This past year has been difficult for most of us, to say the least. The anger and tension are solid and real. I’ve been protesting since my early 20s, and at that time, I was frustrated that I even had to do such a thing. I was flabbergasted that we were having these arguments in the 1990s, but that was misguided. Just turn on the television and there is the world, up in flames with anger, fighting to have a voice that would otherwise be unheard. The glitter was gone, but there were still remnants of the party to locate in the seat cushions.
Then 45 was elected to the highest office in the land. I had to put my boots on again and go out there, with my horns down, not just for women’s rights but for those who were frightened of what this monster could do to them. Agendas were unveiled and layers were peeled away. Forty-five gave permission to those hiding behind white cloth, to reveal their racial faces, but also woke up those who had fallen off the protest wagon: like me.
We no longer have a choice; we must battle not only for ourselves but for those who have been beaten down for too long by a system that has ignored them for centuries. We are now forced to do better because our moral compass has gone eschew and we can no longer turn a blind eye to the wrongs of society. I decided to sharpen my horns for the Women’s March. It was empowering but felt empty in areas. It lacked the luster of previous events, and I attributed that to the overall feeling of the country, which was one of defeat and depression.
Like most, this election took a toll on me physically and emotionally. Just voting wasn’t enough. Calling Senators wasn’t enough. Marching wasn’t enough. I was depleted and disheartened. The glittery path I felt we were going down was turning to dirt and mush, the party was over. But I was still hoping to find remains of shimmer in the same way that I would after taking down the Christmas tree each year. But to no avail.

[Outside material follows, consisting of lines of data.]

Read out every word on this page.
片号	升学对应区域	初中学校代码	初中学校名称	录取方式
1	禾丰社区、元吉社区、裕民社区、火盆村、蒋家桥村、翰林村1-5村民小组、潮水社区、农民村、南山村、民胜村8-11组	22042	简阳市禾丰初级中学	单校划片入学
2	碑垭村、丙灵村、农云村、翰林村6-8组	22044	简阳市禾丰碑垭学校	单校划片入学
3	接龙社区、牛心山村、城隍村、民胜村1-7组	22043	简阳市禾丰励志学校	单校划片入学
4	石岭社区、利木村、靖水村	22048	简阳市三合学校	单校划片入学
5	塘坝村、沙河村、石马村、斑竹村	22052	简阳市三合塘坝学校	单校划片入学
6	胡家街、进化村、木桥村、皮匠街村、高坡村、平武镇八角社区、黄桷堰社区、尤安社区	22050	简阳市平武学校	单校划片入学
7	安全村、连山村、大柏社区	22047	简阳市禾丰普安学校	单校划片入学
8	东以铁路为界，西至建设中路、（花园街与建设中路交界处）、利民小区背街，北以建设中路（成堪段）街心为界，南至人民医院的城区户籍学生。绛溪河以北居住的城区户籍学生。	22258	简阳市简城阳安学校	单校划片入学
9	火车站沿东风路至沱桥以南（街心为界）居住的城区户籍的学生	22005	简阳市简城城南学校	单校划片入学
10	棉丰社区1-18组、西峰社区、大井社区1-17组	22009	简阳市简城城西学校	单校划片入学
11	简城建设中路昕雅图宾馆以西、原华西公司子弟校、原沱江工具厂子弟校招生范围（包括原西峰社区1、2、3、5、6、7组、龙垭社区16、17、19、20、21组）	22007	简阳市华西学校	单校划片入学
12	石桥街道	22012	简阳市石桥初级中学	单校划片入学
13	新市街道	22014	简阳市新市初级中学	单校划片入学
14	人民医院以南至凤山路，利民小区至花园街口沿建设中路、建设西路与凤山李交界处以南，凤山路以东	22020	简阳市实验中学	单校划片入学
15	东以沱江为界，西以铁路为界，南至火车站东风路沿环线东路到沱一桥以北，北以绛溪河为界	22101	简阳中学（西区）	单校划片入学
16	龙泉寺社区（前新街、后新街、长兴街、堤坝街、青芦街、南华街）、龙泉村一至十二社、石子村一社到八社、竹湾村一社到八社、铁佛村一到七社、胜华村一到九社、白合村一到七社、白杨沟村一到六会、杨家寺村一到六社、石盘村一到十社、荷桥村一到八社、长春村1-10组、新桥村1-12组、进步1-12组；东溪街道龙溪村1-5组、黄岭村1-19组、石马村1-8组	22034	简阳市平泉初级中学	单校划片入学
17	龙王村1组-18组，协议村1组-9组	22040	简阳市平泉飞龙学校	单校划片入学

After a while, I had to turn the television off, I found myself depressed and anxious. I caught myself looking at pictures of puppies, kittens and rainbows just to reel myself back in, but the anger would not be suppressed. Until recently, when a conversation with a friend changed my perspective. “We are not doomed”, he said. We are unveiling what is wrong with our system and opening it up to change. Our country needed this; it’s the universe’s way of saying “enough”. We need 45 to shed light on what is wrong with us in order for us to focus on what needs to be done. We are a broken society but we can be fixed, so lets get out there, put our boots on and challenge this white, entitled society.
This country was founded on revolution, its time we dumped some tea back in the sea and show them what we are made of as a nation, and that we can do better. The fight is long, the boots are heavy, but horns are sharpened and ready to pick the glitter out of the rug.